Sosyal medyanın etkin gruplarından Yüreğini Koy Ortaya Trabzon sayfası yaptığı basın açıklaması ile Trabzonspor başkanı Muharrem Usta'ya sahip çıktı.

İŞTE O AÇIKLAMA

Çocukluğumuzun efsanesi Trabzonspor'u düştüğü bataklıktan kurtarmak için dal uzatan bir başkan ve haddini aşan bir taraftar kitlesi...

Dün gece yaşanan tatsız olayı tüm taraftarlarımıza ithaf etmesek de birkaç satır yazmamız icap etti. Bizler sabırsız insanlarız, her şey hemen olsun isteriz ama olmaz. Olsa da sağlıklı olmaz. Nasıl ki mevsim kış iken birden yaza geçmiyor ise, Trabzonspor da karakış'tan yaza birden geçmeyecektir. Bu kelimeyi duymaktan sıkıldınız biliyorum ama "Sabredeceğiz". İyi niyetinden şüphe duymadığımız bir başkanımız var ve Finansal Fair-Play gereği imkanları kısıtlı. Buna rağmen ilk üçe oynayan bir takım oluşturdu. Geçen sezonun ikinci yarısı yakaladığımız çıkış hiçbir futbol otoritesi tarafından inkar edilemez. Az ve öz takviye yapmak zorundayız. Ve biliyorsunuz ki kaliteyi ucuza almak kolay değil. Bu sene Avrupa kupalarında mücadele etmediğimizi de düşünürsek acele etmenin yanlış olduğunu anlıyoruz.
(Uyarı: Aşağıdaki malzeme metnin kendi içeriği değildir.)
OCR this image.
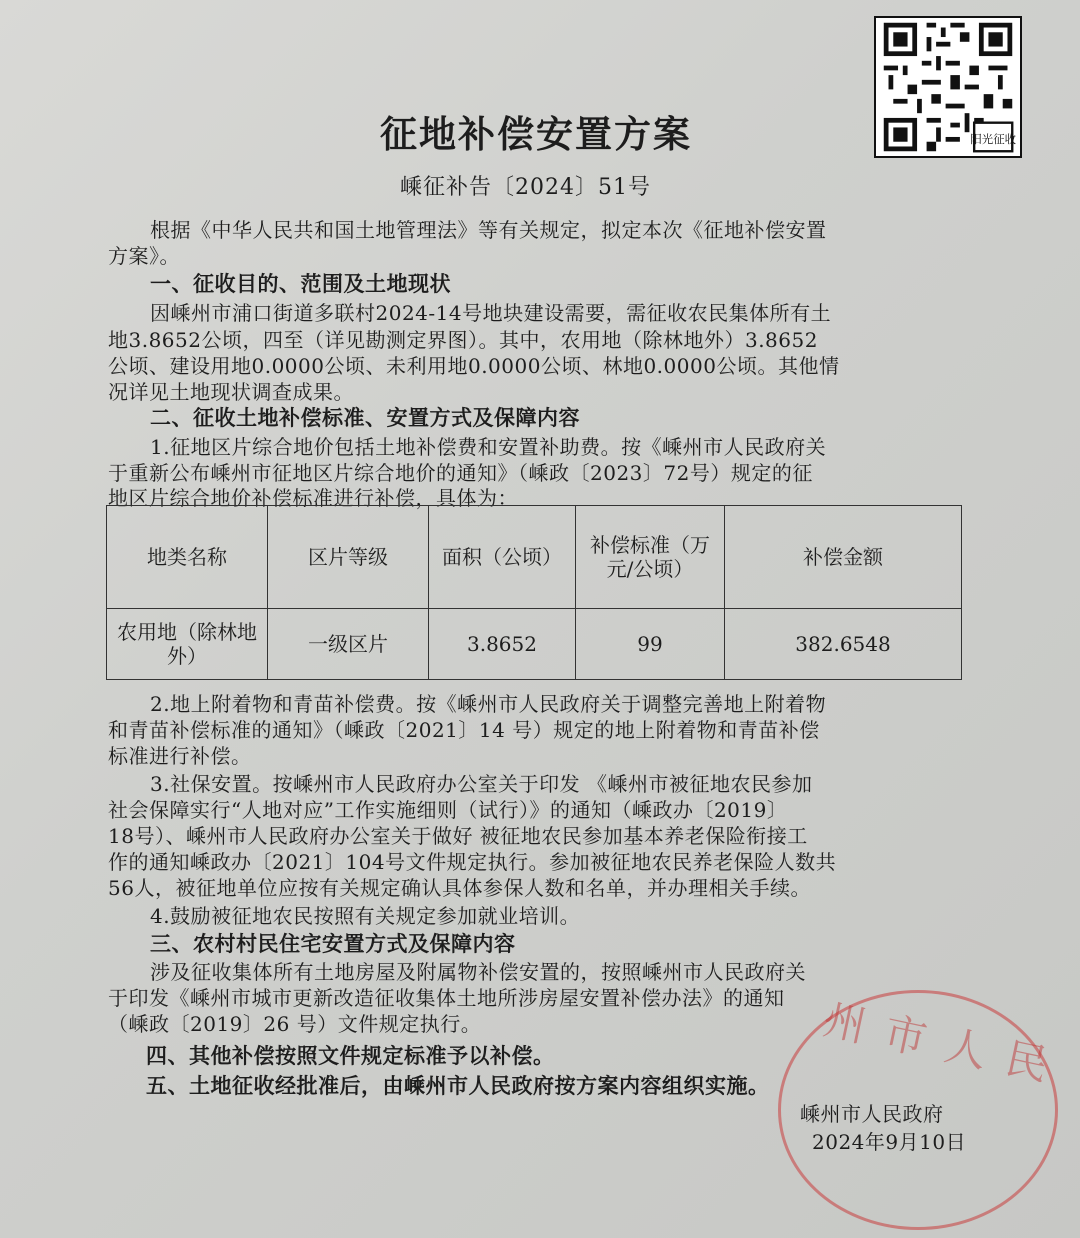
阳光征收
征地补偿安置方案
嵊征补告〔2024〕51号
根据《中华人民共和国土地管理法》等有关规定，拟定本次《征地补偿安置
方案》。
一、征收目的、范围及土地现状
因嵊州市浦口街道多联村2024-14号地块建设需要，需征收农民集体所有土
地3.8652公顷，四至（详见勘测定界图）。其中，农用地（除林地外）3.8652
公顷、建设用地0.0000公顷、未利用地0.0000公顷、林地0.0000公顷。其他情
况详见土地现状调查成果。
二、征收土地补偿标准、安置方式及保障内容
1.征地区片综合地价包括土地补偿费和安置补助费。按《嵊州市人民政府关
于重新公布嵊州市征地区片综合地价的通知》（嵊政〔2023〕72号）规定的征
地区片综合地价补偿标准进行补偿，具体为：
地类名称	区片等级	面积（公顷）	补偿标准（万元/公顷）	补偿金额
农用地（除林地外）	一级区片	3.8652	99	382.6548
2.地上附着物和青苗补偿费。按《嵊州市人民政府关于调整完善地上附着物
和青苗补偿标准的通知》（嵊政〔2021〕14 号）规定的地上附着物和青苗补偿
标准进行补偿。
3.社保安置。按嵊州市人民政府办公室关于印发 《嵊州市被征地农民参加
社会保障实行“人地对应”工作实施细则（试行）》的通知（嵊政办〔2019〕
18号）、嵊州市人民政府办公室关于做好 被征地农民参加基本养老保险衔接工
作的通知嵊政办〔2021〕104号文件规定执行。参加被征地农民养老保险人数共
56人，被征地单位应按有关规定确认具体参保人数和名单，并办理相关手续。
4.鼓励被征地农民按照有关规定参加就业培训。
三、农村村民住宅安置方式及保障内容
涉及征收集体所有土地房屋及附属物补偿安置的，按照嵊州市人民政府关
于印发《嵊州市城市更新改造征收集体土地所涉房屋安置补偿办法》的通知
（嵊政〔2019〕26 号）文件规定执行。	州市人民
四、其他补偿按照文件规定标准予以补偿。
五、土地征收经批准后，由嵊州市人民政府按方案内容组织实施。
嵊州市人民政府
2024年9月10日
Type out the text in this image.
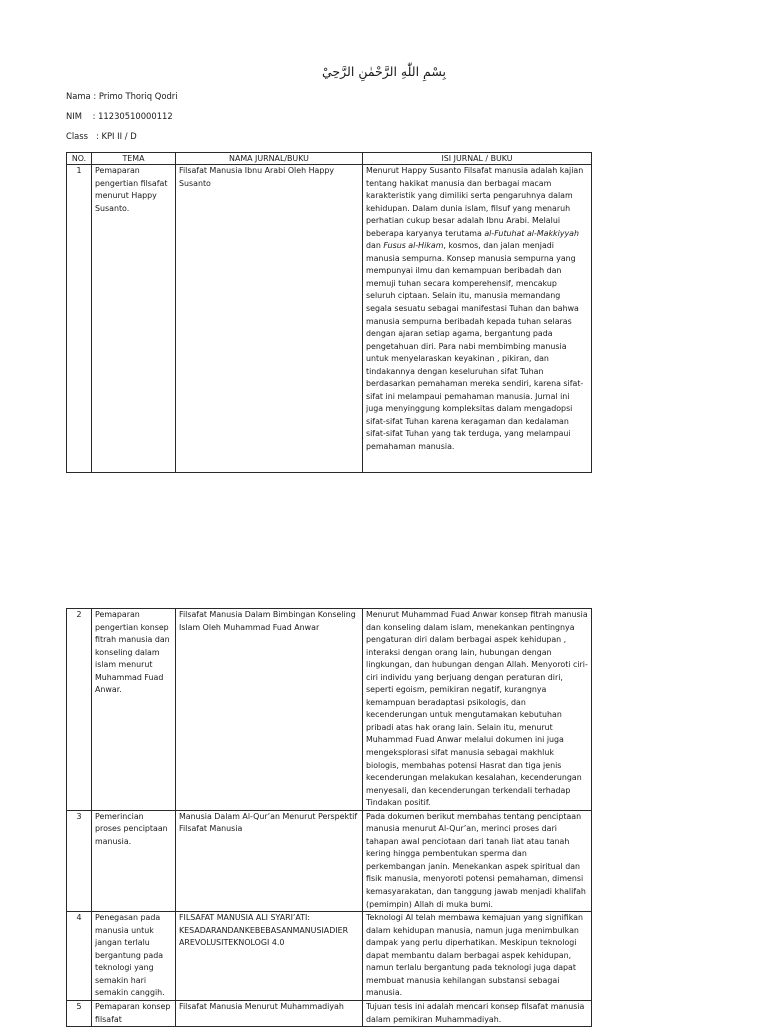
بِسْمِ اللّٰهِ الرَّحْمٰنِ الرَّحِيْ
Nama : Primo Thoriq Qodri
NIM    : 11230510000112
Class   : KPI II / D
NO.	TEMA	NAMA JURNAL/BUKU	ISI JURNAL / BUKU
1	Pemaparan pengertian filsafat menurut Happy Susanto.	Filsafat Manusia Ibnu Arabi Oleh Happy Susanto	Menurut Happy Susanto Filsafat manusia adalah kajian tentang hakikat manusia dan berbagai macam karakteristik yang dimiliki serta pengaruhnya dalam kehidupan. Dalam dunia islam, filsuf yang menaruh perhatian cukup besar adalah Ibnu Arabi. Melalui beberapa karyanya terutama al-Futuhat al-Makkiyyah dan Fusus al-Hikam, kosmos, dan jalan menjadi manusia sempurna. Konsep manusia sempurna yang mempunyai ilmu dan kemampuan beribadah dan memuji tuhan secara komperehensif, mencakup seluruh ciptaan. Selain itu, manusia memandang segala sesuatu sebagai manifestasi Tuhan dan bahwa manusia sempurna beribadah kepada tuhan selaras dengan ajaran setiap agama, bergantung pada pengetahuan diri. Para nabi membimbing manusia untuk menyelaraskan keyakinan , pikiran, dan tindakannya dengan keseluruhan sifat Tuhan berdasarkan pemahaman mereka sendiri, karena sifat-sifat ini melampaui pemahaman manusia. Jurnal ini juga menyinggung kompleksitas dalam mengadopsi sifat-sifat Tuhan karena keragaman dan kedalaman sifat-sifat Tuhan yang tak terduga, yang melampaui pemahaman manusia.
2	Pemaparan pengertian konsep fitrah manusia dan konseling dalam islam menurut Muhammad Fuad Anwar.	Filsafat Manusia Dalam Bimbingan Konseling Islam Oleh Muhammad Fuad Anwar	Menurut Muhammad Fuad Anwar konsep fitrah manusia dan konseling dalam islam, menekankan pentingnya pengaturan diri dalam berbagai aspek kehidupan , interaksi dengan orang lain, hubungan dengan lingkungan, dan hubungan dengan Allah. Menyoroti ciri-ciri individu yang berjuang dengan peraturan diri, seperti egoism, pemikiran negatif, kurangnya kemampuan beradaptasi psikologis, dan kecenderungan untuk mengutamakan kebutuhan pribadi atas hak orang lain. Selain itu, menurut Muhammad Fuad Anwar melalui dokumen ini juga mengeksplorasi sifat manusia sebagai makhluk biologis, membahas potensi Hasrat dan tiga jenis kecenderungan melakukan kesalahan, kecenderungan menyesali, dan kecenderungan terkendali terhadap Tindakan positif.
3	Pemerincian proses penciptaan manusia.	Manusia Dalam Al-Qur’an Menurut Perspektif Filsafat Manusia	Pada dokumen berikut membahas tentang penciptaan manusia menurut Al-Qur’an, merinci proses dari tahapan awal penciotaan dari tanah liat atau tanah kering hingga pembentukan sperma dan perkembangan janin. Menekankan aspek spiritual dan fisik manusia, menyoroti potensi pemahaman, dimensi kemasyarakatan, dan tanggung jawab menjadi khalifah (pemimpin) Allah di muka bumi.
4	Penegasan pada manusia untuk jangan terlalu bergantung pada teknologi yang semakin hari semakin canggih.	FILSAFAT MANUSIA ALI SYARI’ATI: KESADARANDANKEBEBASANMANUSIADIER AREVOLUSITEKNOLOGI 4.0	Teknologi AI telah membawa kemajuan yang signifikan dalam kehidupan manusia, namun juga menimbulkan dampak yang perlu diperhatikan. Meskipun teknologi dapat membantu dalam berbagai aspek kehidupan, namun terlalu bergantung pada teknologi juga dapat membuat manusia kehilangan substansi sebagai manusia.
5	Pemaparan konsep filsafat	Filsafat Manusia Menurut Muhammadiyah	Tujuan tesis ini adalah mencari konsep filsafat manusia dalam pemikiran Muhammadiyah.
Her şeyi bir kenara bırakalım, dün gece yaşanan pankart olayının izahı yok. Düşünerek anlaşılacak bir durum değil bu. Olay Trabzonda değil de başka bir şehirde yaşanmış olsa diyeceğim ki; "Yönetimle tribünün arasını açmak için başka takımın taraftarları asmıştır"
Gözlerime inanamadım. Bırakın insanlar işlerini içine sinerek yapsın.  Bırakın mutlu çalışsınlar, çalışsınlar ki Trabzonspor kazansın...
Yetmedi mi birbirimizi yediğimiz? Yetmedi mi forma ve kombine almayan insanların haksız isyanlarını dinlediğimiz? 
Bu takımın sahibi Trabzonsporlular olarak biziz. Gerekirse tepkimizi başkanlık seçiminde gösteririz. Çirkin ve saldırgan pankartlar açarak değil... Bu önemli zaman diliminde hepinize çağrı yapıyoruz. Koşulsuz şartsız destek olalım. İşi zor olan bu insanların arkasında duralım. Hak ettikleri sabrı gösterelim. Gösterelim ki hepimiz kazanalım. Mevlana'nın da dediği gibi;Kapı açılır, sen yeter ki vurmayı bil! Ne zaman, bilmem! Yeter ki o kapıda durmayı bil!